We were booked for a Saturday departure, but by Friday afternoon we still did not have all of the required signatures. Vietnamese government officials worked a half day on Saturday, thus we knew that our hopes were still alive. Thu had to slip a little bribe here and there; but, lo and behold, about two hours before departure time on Saturday we got the last signature. Our bags were already packed and we had tickets at the ready. We went directly home for the bags and then rushed to the airport.
As the plane lifted off the runway at Tan Son Nhut, we were stunned that we had actually pulled it off. But an old and apt expression comes to mind, “nothing ventured, nothing gained.” Luck was on our side but a bit of determination didn’t hurt. The citizenship exam was scheduled for a Monday, and we departed on the very last plane from Viet Nam that would put us in Agaña, Guam on time for the Monday test.

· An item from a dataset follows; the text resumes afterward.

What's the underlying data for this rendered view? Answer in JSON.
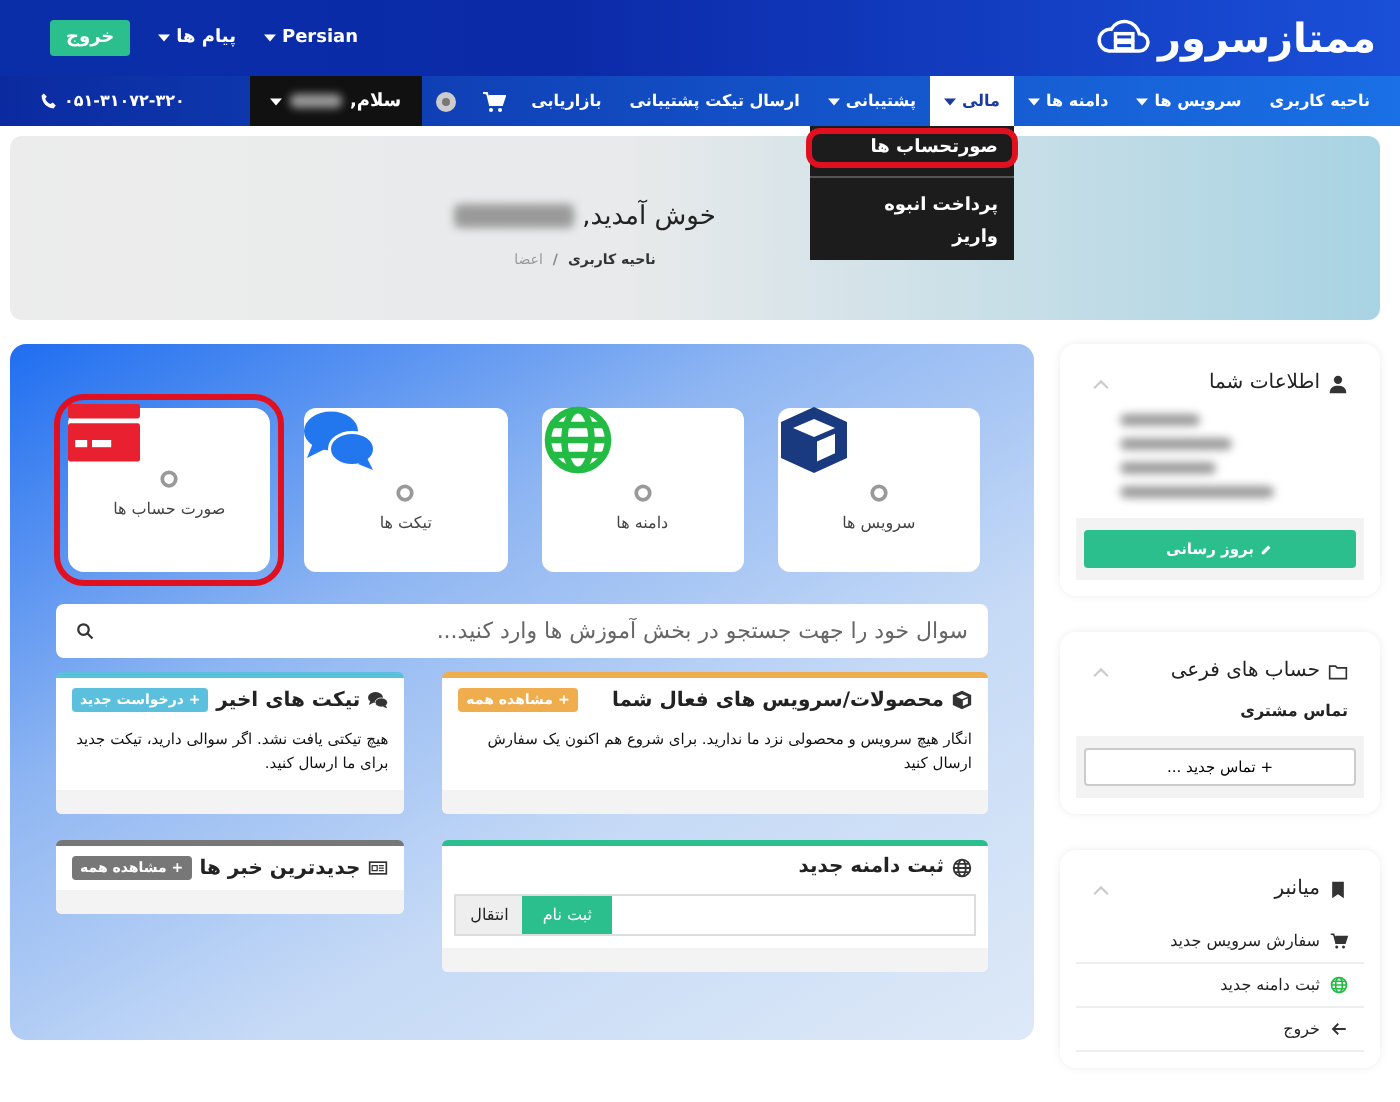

On the morning of the exam, Thu was so nervous that she could not even tell the examiner her name. There was a rash of white knuckles all around. The examiner told her to come back after noon. In the afternoon session she settled down and gradually won him over with her quiet determination and commitment. As Footloose Forester stood nearby, the defining moment arrived. In one last attempt to assess her command of English, he looked out the window and down to the street and asked, “What do you do see in the street?” When she answered “I see cars in the street” we both knew by the look on the examiner’s face that the crisis was over and that she would soon be an American citizen.
Nowadays, most people still believe that it takes at least 3 years of residence in the USA to even become eligible for taking the citizenship exam; and that the normal waiting period is 5 years. Thu became an American citizen in Guam less than 36 hours later. A day later, we picked up her American passport.
Why the incredible exception? The Footloose Forester previously took the time to read pertinent parts of immigration law in that regard; and knew that there were categories of exceptions. In fact, he was counting on such an exception. He also knew that although Guam was not the USA, it was an American territorial possession and was within the purview of the immigration laws. As a contract employee working in a semi-permanent position overseas, he and his family were exempt from the minimum residency requirement. Thus, she was eligible. In fact, Thu was an American citizen even before she ever set foot in the United States. Even years later, however; some people thought that he was not telling the truth about her citizenship story; but it is a genuine part of her legacy.